A Uefa multou Nicklas Bendtner em 100 mil euros. O crime do atacante dinamarquês foi exibir a marca de uma casa de apostas em sua cueca, ao comemorar um gol na Euro. O valor ultrapassa, com folga, as multas aplicadas a clubes e associações nacionais envolvidos em casos de manifestações racistas em estádios europeus. A Uefa pune com mais rigor quem quebra regras do que quem propaga o ódio. Vergonhoso exemplo.



  • Lucas Costa

    não tem sentido investir na tecnologia no futebol. Não sei porque tanto insistem…..
    é só banir a Inglaterra das competições que lances assim nunca mais vão ocorrer! Muito mais simples e lógico!

  • Sobre “E ENTÃO…” e “MAU EXEMPLO” eu comento: Concordo, ridículo!

  • André, o que você acha da opção de puxar o Oscar mais pra trás, jogando como um Xavi e abrir espaço para Ganso (se ele voltar a jogar futebol, é claro)?

    AK: Foi um cenário como esse que gerou a expressão de dúvida em MM. Eu acho interessante. Um abraço.

  • Marcos Nowosad

    Para mim, o Ganso esta’ perdendo espaco… Por causa das contusoes e por causa dele mesmo.
    Foi constrangedora a displicencia dele nos jogos contra o Corinthians…

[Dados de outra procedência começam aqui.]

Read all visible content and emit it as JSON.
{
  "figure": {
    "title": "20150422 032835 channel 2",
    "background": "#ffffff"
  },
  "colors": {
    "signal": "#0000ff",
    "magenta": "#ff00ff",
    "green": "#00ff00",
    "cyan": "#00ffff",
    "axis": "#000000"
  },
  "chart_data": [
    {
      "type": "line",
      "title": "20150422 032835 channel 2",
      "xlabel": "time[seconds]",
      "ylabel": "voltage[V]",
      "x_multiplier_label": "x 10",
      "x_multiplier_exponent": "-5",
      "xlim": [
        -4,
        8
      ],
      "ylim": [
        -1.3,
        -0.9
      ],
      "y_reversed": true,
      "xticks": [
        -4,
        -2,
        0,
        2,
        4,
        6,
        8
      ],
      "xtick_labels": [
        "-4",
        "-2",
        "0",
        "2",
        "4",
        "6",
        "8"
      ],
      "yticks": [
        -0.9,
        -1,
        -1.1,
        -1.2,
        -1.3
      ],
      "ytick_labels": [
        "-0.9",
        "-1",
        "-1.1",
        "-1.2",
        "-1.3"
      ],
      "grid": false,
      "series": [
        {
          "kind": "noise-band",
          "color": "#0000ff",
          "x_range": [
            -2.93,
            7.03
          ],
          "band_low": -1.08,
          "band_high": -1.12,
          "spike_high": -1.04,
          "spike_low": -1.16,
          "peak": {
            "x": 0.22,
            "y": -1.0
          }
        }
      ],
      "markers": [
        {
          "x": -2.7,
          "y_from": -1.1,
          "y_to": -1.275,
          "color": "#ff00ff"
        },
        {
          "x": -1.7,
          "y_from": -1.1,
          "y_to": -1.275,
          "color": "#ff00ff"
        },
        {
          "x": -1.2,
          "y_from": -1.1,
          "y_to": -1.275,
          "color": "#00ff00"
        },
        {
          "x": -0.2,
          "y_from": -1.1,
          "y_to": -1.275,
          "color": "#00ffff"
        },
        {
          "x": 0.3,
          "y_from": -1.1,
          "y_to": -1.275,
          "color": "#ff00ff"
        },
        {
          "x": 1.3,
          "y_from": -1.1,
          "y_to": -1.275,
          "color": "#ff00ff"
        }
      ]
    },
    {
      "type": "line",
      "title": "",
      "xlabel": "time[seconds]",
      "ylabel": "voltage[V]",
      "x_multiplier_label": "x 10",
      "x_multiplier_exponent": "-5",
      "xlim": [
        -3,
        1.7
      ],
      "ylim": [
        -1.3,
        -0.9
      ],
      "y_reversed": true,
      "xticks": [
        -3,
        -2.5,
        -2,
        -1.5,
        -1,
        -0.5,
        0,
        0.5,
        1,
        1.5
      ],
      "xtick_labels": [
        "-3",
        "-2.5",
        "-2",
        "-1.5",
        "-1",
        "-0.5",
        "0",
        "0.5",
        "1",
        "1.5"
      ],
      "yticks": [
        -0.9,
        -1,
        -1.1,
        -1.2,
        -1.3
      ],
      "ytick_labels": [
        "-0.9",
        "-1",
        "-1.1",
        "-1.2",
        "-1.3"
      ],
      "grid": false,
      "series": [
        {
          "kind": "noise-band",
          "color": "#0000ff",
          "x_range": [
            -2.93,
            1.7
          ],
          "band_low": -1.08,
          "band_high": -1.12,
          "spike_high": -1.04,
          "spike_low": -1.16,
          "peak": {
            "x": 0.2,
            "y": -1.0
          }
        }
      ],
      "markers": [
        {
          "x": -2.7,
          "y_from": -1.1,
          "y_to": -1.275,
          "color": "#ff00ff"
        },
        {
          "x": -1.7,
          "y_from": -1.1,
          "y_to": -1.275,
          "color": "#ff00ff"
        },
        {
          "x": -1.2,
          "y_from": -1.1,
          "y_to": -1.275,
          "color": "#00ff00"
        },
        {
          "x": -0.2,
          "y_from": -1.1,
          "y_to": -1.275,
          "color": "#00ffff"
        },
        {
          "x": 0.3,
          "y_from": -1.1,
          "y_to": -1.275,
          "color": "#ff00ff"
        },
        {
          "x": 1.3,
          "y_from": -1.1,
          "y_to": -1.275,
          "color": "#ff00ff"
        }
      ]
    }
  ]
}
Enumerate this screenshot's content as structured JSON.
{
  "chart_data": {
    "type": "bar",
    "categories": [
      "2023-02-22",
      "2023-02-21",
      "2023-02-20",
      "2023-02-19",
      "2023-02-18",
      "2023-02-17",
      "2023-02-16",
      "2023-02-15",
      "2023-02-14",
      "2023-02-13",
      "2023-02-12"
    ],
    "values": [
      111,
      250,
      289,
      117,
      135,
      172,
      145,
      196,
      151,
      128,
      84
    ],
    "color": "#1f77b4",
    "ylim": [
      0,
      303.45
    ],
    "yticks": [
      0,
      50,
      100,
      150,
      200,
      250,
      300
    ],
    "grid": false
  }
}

    Infelizmente, porque eu gosto muito do futebol dele.

  • Luiz

    Pedro Valadares, é o contrário. Oscar tem um perfil semelhante ao Iniesta, e Ganso tem perfil de Xavi. Oscar se apresenta melhor à frente do que o Ganso, que gera mais jogo vindo de trás. O ideal seria um 4-3-3 de base alta, Sandro ou Rômulo protegendo a defesa sozinho e Ganso e Oscar marcando a saída de bola adversária. Partindo do princípio que boa parte dos times joga em um 4-2-3-1 o esquema ainda faria Oscar e Ganso marcarem os volantes do adversário com naturalidade. Mas Ganso precisaria ter a mesma aplicação que o Oscar. Caso contrário a função poderia ser tranquilamente feita por Casemiro, que me parece ser mais adequado à função de meia, apesar de ser bom marcador. Caracterizado pelas bobagens no campo de defesa, melhor colocado à frente, com função de marcar a saída de bola do adversário e criar quando possível. Acho que seria uma tentativa válida.

  • Marcelo

    Agora o Oscar é o craque da vez??? Minha opinião é que nem ele nem Ganso estão no nivel dos melhores meias do mundo e infelizmente pra nós a seleção brasileira é um time fraco. Pelo menos o Oscar demonstra mais vontade e agilidade que o Ganso (este se jogasse nos anos 60 seria craque, mas para o futebol de hoje é um jogador muito lento).

    Abraço

  • Leandro Azevedo

    No programa da Estadao/ESPN que o Mano participou, a última pergunta feita pelo Conrado vinda de um ouvinte era justamente sobre a possível utilização do Ganso e Oscar juntos. Ele disse que na teoria, não faria oposição ao uso dos dois e até consegue ver o time jogando assim. Na teoria…

    Pra isso acontecer acho que o Ganso teria que se adaptar a jogar com mais movimentação no meio e se doando um pouco mais na marcação e roubar bolar como fez o Oscar nos amistosos. Não acho que o Mano abandonaria um volante para escalar os 2 caso ele não faça essa função de marcação.

  • Hugues

    André, discussão frequente na minha roda de amigos é o talentoso PHG, que ninguém discute o talento, mas questiona-se a vontade (será que quer ser vendido) e principalmente o posicionamento. Entendemos que ele deveria formar uma dupla de volantes com Sandro, e deixar a camisa 10 para Oscar. A inteligência e habilidade no passe e nas enfiadas de bola de Ganso iria tornar o meio de campo da seleção um local de criação de jogadas para os três jogadores da frente (não conseguimos ver o Brasil jogando com dois). O que você acha? Alguém mais vê esta possibilidade ou apenas os torcedores? Abraços e “keep up the good work”!

    AK: Nessa posição ele teria obrigações defensivas cruciais. Tenho minhas dúvidas. Um abraço.